The SEC alleges that Belden attracts seniors who want safe investments by advertising certificates of deposit ("CDs") in local periodicals and the yellow pages, and then, in a classic "bait and switch" maneuver, aggressively pitches to the prospective investors, in lieu of CDs, a purportedly personalized, managed mutual fund investment program. The SEC alleges that Belden defrauded his clients by lying about the safety of the managed mutual fund program; by failing to tell the clients about other investment options that were more advantageous; by failing to tell the clients that his brokerage firm, Southmark, Inc., would earn a 4% sales commission if the clients invested in the managed mutual fund program; and by failing to tell the clients about disciplinary sanctions that the State of Oklahoma and the NASD had imposed against Belden. According to the SEC, since 1996 Belden and his Southmark entities have, by way of this fraudulent scheme, sold mutual fund shares worth at least $82,801,550, victimized at least 400 predominantly elderly or retired investors, and fraudulently earned at least $5,000,000, including $3,312,062 in brokerage commissions. Contrary to Belden's fraudulent assurances that the managed mutual fund investments were "as safe as" or "safer than" CDs, many investors have seen the value of their investment in the mutual fund program diminish significantly during the recent bear market.

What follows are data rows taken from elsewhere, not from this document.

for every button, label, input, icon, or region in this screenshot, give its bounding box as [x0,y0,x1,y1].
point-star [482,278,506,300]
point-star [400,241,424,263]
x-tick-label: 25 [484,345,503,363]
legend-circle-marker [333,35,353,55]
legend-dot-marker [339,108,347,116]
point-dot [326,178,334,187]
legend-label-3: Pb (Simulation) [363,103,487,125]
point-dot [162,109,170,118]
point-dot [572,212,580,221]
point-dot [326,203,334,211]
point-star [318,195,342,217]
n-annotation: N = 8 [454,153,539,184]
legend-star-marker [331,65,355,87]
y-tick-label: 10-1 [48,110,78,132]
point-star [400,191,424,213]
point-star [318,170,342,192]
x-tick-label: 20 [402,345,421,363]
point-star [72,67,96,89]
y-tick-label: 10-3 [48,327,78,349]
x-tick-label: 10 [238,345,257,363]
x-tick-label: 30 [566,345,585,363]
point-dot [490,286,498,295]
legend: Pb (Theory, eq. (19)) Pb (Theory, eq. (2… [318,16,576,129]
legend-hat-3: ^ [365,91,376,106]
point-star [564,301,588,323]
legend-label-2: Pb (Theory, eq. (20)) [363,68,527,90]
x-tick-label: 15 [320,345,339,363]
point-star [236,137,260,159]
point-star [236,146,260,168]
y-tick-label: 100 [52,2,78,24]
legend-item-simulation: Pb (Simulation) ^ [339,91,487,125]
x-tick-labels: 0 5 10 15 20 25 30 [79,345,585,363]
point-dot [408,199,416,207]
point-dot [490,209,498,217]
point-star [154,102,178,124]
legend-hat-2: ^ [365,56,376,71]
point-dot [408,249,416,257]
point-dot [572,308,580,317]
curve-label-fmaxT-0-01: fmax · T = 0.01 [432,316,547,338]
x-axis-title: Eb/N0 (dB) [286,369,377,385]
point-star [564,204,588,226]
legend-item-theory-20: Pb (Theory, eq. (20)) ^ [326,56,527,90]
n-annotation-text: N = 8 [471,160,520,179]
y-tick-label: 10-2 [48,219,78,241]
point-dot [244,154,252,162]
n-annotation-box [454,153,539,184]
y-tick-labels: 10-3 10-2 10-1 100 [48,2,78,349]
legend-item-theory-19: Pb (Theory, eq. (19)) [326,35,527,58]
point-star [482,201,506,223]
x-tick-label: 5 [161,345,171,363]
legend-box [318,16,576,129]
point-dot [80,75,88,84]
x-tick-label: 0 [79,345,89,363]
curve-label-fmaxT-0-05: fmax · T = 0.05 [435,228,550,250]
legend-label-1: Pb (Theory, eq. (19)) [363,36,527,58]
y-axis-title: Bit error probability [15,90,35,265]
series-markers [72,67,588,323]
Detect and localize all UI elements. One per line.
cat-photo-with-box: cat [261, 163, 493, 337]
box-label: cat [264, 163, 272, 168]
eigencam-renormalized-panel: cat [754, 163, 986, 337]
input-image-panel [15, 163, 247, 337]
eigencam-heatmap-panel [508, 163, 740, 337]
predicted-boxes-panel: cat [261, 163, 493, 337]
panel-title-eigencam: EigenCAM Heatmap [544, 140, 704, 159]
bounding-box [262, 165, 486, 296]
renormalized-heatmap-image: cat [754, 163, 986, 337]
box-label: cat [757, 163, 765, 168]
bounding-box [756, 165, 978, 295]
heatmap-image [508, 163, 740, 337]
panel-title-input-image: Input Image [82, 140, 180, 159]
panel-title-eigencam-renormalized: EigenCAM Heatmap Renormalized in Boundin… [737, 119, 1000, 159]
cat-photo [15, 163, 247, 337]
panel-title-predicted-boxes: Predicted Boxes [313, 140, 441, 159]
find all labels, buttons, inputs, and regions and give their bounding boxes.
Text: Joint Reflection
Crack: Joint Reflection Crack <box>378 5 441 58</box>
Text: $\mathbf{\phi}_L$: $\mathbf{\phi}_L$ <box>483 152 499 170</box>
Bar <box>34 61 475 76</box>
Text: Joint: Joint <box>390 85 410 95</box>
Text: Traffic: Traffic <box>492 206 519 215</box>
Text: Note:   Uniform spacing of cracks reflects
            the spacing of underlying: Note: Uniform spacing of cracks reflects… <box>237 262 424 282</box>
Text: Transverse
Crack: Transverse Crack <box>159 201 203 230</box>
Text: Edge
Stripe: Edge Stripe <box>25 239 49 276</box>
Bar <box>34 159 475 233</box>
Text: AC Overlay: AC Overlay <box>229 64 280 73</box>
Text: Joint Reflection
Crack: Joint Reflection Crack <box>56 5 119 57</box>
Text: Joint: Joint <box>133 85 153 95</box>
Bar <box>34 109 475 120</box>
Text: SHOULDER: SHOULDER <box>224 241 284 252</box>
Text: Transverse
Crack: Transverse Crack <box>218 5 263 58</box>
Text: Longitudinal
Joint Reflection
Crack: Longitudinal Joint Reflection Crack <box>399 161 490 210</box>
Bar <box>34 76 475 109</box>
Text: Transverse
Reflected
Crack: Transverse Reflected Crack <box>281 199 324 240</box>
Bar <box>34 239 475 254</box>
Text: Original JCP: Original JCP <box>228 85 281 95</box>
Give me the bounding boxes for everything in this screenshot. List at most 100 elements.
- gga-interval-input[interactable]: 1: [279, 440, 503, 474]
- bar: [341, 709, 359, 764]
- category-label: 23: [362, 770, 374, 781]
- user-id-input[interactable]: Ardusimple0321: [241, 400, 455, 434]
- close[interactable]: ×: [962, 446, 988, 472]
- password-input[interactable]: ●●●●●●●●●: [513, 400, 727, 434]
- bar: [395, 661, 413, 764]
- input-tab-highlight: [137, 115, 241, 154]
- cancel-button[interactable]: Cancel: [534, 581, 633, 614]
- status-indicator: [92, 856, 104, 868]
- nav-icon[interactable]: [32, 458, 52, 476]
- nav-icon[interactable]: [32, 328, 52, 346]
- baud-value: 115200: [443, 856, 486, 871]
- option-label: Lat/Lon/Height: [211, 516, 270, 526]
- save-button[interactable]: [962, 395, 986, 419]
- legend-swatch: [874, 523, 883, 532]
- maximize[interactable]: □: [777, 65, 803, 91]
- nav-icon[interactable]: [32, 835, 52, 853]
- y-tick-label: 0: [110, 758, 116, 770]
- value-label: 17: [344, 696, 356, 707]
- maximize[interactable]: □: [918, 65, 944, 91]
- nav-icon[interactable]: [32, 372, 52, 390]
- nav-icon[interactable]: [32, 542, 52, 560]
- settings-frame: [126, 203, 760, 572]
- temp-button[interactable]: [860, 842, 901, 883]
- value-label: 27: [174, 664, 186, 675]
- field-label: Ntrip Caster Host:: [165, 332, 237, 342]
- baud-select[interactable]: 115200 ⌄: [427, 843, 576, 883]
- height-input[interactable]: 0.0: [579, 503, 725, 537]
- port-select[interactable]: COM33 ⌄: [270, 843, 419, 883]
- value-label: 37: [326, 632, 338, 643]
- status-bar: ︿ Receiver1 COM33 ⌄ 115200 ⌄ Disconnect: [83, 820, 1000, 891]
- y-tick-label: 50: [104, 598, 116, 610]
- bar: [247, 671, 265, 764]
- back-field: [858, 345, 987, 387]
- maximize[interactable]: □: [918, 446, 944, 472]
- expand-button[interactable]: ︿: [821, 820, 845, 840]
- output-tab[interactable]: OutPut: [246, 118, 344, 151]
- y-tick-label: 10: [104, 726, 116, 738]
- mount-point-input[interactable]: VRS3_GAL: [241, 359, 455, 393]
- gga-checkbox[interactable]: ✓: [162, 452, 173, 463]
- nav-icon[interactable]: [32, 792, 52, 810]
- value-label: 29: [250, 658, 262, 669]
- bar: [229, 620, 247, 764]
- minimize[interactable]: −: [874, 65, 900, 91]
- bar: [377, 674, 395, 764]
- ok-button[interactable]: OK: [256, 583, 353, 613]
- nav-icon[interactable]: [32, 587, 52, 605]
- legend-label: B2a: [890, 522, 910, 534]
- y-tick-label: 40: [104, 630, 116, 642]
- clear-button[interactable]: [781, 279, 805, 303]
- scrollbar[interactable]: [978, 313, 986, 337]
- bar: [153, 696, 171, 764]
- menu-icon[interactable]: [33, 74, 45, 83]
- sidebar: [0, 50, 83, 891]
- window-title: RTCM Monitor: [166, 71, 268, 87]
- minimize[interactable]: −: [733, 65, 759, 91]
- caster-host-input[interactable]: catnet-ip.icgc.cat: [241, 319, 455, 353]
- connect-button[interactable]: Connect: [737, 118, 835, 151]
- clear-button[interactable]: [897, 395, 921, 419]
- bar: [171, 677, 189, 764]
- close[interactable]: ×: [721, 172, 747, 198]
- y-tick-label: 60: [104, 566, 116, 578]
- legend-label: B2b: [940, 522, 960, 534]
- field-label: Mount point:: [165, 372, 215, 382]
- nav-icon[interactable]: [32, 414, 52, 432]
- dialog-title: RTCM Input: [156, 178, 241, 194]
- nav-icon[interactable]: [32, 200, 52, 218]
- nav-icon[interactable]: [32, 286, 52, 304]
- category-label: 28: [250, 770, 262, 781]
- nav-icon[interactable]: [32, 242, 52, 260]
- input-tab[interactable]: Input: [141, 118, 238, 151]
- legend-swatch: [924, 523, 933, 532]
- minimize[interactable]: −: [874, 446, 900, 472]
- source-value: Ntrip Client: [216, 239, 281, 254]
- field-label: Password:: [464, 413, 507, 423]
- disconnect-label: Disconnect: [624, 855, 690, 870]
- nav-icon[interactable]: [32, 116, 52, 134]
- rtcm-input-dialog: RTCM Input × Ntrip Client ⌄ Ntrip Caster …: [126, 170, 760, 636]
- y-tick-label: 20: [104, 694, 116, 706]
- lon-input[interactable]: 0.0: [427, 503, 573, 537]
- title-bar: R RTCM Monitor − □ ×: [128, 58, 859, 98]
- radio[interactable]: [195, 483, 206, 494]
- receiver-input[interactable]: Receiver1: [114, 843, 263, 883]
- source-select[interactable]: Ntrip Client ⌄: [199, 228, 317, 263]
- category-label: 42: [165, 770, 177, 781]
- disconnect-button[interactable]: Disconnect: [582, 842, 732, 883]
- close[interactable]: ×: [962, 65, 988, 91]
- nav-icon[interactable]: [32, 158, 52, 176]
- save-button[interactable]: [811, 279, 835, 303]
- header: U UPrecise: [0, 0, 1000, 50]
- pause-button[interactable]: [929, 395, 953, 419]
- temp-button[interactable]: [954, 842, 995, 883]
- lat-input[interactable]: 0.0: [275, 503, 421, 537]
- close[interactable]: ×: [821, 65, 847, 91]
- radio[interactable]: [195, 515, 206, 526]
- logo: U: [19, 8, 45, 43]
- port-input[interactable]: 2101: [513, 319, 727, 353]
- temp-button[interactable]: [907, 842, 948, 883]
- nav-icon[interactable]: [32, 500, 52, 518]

The SEC alleges in its complaint that Southmark Advisory, Southmark, Inc., and Belden violated, and aided and abetted violations of, Section 17(a) of the Securities Act of 1933; Section 10(b) of the Securities Exchange Act of 1934 and Rules 10b-5 and 15b3-1 thereunder; and Sections 204, 206(1), 206(2), 206(4) and 207 of the Investment Advisers Act of 1940 and Rules 204-1(a)(2), 206(4)-4(a)(2), and 206(4)-4(c) thereunder. In its action, the SEC asks the court to restrain the defendants temporarily from further violations of the foregoing securities laws, to appoint a receiver to take control of Southmark Advisory and Southmark, Inc. and assist the clients with retaining a legitimate adviser for their accounts, and to freeze the defendants' assets, so that the proceeds of the fraud can be preserved and ultimately returned to the investors. The SEC also requests in its action that the court permanently enjoin Southmark Advisory, Inc., Southmark, Inc., and Belden from violating the federal securities laws, and order them to disgorge all illicit profits from their fraudulent conduct, with prejudgment interest, and pay civil money penalties.
The SEC staff acknowledges the assistance of the Oklahoma Department of Securities, and District No. 5 of the National Association of Securities Dealers - Regulation, Inc. in the investigation of the facts leading to this action.